Jika dilihat dari perspektif kritis, model pendidikan pragmatis semacam ini akan menghasilkan sikap-sikap sebagai berikut:
- Praktis (practicality)
- Kerja keras (workability)
- Mempunyai nilai uang (cash value)
- Personalisme dan dinamisme
- Menolak kepasrahan (aggressive)
- Pasti bisa kalau ada kemauan
- Menjelajah (achievement status)
- Alam sebagai objek
- Demokratis
- Sekularisme
Melihat kondisi pendidikan semacam ini, maka penulis berasumsi bahwa menumbuhkembangkan imunitas rohani melalui pendidikan agama dan budi pekerti merupakan sesuatu yang sangat penting. Ketahanan daya tubuh manusia dalam menghadapi berbagai dinamika kehidupan di dunia ini tidak hanya ditentukan oleh sehatnya sel-sel darah putih sebagai sistem imunitas tubuh secara fisik, tetapi juga sangat ditentukan oleh kesehatan rohaninya sebagai imunitas spiritual yang membentengi kehidupan manusia dari aspek psikologis. Oleh karena itu, sangat penting untuk menumbuhkembangkan imunitas rohani sejak dini.
Pasalnya, proses pendidikan yang berkembang selama ini senantiasa diwarnai oleh pemikiran positivistik, yang beranggapan bahwa puncak pengetahuan manusia adalah ilmu-ilmu positif atau sains, yakni ilmu pengetahuan yang berangkat dari fakta-fakta yang terverifikasi dan terukur secara ketat. Akibatnya, ilmu pengetahuan yang tidak melakukan verifikasi dan pengukuran secara ketat terhadap fenomena yang menjadi objek garapannya menjadi terpinggirkan. Salah satunya adalah pendidikan agama dan budi pekerti yang tidak melakukan verifikasi dan pengukuran secara ketat terhadap objek material yang dikajinya.
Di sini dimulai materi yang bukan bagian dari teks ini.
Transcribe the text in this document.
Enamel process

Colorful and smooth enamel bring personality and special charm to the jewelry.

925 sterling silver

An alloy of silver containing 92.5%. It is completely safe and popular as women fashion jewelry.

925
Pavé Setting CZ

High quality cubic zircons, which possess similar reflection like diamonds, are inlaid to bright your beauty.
Oleh karena itu, sekali lagi menurut hemat penulis, pendidikan agama, budi pekerti, dan pendidikan humaniora lainnya harus direposisi sesuai tugas dan fungsinya masing-masing, sehingga dalam proses membangun sumber daya manusia terjadi keseimbangan antara kehidupan jasmani dengan kehidupan rohani.